Lower Out-of-Pocket Costs for Robotic Cancer Surgery
NEW YORK (Reuters Health) – Out-of-pocket costs for patients undergoing robotic cancer surgery are lower than those for patients undergoing open cancer surgery, according to a database study.
Several earlier studies reported higher direct hospital costs associated with robotic surgery, but little attention has been given to out-of-pocket costs for patients.
Dr. Quoc-Dien Trinh of Brigham and Women’s Hospital and Harvard Medical School, in Boston, and colleagues used information from the IBM Watson Health MarketScan Commercial Claims and Encounters database to assess out-of-pocket costs and total payments for five types of common oncologic procedures that can be performed using an open or robotic approach.
The study included 8,260 adult patients who underwent robotic procedures and 7,633 who underwent open procedures. Robotic procedures accounted for 78% of radical prostatectomies, 29% of radical nephrectomies, 60% of partial nephrectomies, 23% of hysterectomies and 13% of partial colectomies.
Compared with open procedures, out-of-pocket costs averaged $138 lower for robotic prostatectomy, $641 lower for robotic hysterectomy, $1,141 lower for robotic partial colectomy, $728 lower for robotic radical nephrectomy, and $303 for robotic partial nephrectomy, the researchers report in JAMA Network Open.
The robotic approach was also associated with lower total payments for all procedures examined, averaging $3,873 lower per radical prostatectomy, $29,641 lower per hysterectomy, $38,152 lower per partial colectomy, $33,394 lower per radical nephrectomy, and $9,163 lower per partial nephrectomy.
The robotic approach was associated with shorter length of stay for all procedures, ranging from 0.94 day shorter for radical prostatectomy to 3.18 days shorter for partial colectomy.

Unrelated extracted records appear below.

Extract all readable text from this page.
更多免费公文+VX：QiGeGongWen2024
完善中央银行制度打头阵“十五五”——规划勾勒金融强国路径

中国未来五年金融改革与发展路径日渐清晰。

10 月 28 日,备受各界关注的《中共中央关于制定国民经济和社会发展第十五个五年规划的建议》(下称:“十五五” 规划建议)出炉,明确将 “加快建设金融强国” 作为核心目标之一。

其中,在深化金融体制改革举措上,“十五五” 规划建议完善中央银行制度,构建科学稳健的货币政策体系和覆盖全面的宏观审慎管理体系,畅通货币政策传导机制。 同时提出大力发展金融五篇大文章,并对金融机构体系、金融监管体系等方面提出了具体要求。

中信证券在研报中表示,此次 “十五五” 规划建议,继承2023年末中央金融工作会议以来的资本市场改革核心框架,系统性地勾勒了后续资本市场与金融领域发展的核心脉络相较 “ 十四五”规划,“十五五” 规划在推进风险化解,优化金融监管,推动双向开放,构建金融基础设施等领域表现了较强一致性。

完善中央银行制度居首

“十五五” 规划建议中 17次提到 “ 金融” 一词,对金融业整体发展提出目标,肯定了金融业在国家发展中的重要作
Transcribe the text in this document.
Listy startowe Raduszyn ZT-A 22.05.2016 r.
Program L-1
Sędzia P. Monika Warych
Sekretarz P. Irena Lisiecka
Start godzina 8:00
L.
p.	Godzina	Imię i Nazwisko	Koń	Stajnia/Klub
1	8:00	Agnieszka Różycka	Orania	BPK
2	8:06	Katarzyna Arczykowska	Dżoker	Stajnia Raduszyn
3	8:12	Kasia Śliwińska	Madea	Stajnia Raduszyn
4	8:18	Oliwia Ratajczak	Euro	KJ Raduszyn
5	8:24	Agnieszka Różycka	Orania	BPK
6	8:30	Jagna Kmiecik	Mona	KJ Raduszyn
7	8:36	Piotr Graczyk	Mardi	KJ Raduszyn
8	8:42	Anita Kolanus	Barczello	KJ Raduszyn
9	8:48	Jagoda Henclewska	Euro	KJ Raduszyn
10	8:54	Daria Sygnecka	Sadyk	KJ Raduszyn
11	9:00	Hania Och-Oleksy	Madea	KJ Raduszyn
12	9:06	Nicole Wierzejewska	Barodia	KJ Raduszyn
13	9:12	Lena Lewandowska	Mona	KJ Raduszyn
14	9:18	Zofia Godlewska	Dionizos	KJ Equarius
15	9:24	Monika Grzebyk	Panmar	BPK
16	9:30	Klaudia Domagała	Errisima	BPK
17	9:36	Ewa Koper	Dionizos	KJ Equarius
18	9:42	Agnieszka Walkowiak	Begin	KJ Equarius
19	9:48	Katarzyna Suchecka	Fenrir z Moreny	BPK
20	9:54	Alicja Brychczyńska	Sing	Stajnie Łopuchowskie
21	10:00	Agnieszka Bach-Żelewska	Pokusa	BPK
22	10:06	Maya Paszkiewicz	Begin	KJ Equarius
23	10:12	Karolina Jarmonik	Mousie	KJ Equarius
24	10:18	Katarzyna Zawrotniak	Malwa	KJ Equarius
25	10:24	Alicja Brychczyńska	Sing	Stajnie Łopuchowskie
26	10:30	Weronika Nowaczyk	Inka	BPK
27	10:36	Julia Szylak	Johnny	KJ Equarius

For the entire perioperative period (from 14 days before to 28 days after surgery), adjusted out-of-pocket costs were significantly lower for the robotic option for partial colectomy and radical nephrectomy, but not for the other procedures, and adjusted total payments were significantly lower for all robotic procedures except radical prostatectomy.
The authors caution that these analyses do not account for the costs of procuring and maintaining a robotic system (which can range from $0.5 million to $2.5 million), and that previous analyses have shown that robotic surgery could be more expensive perioperatively than open surgery when the costs of robotic maintenance and disposable instruments are included.
“These results highlight the complexity of economic factors that are associated with the rapid adoption and possible subsidization of the robotic approach for common surgically amenable conditions and lay a foundation for future work on this issue,” the authors conclude.
The study did not have commercial funding.
Dr. Trinh, who did not respond to a request for comments, has previously received funding from Intuitive Surgical, which sells surgical robots.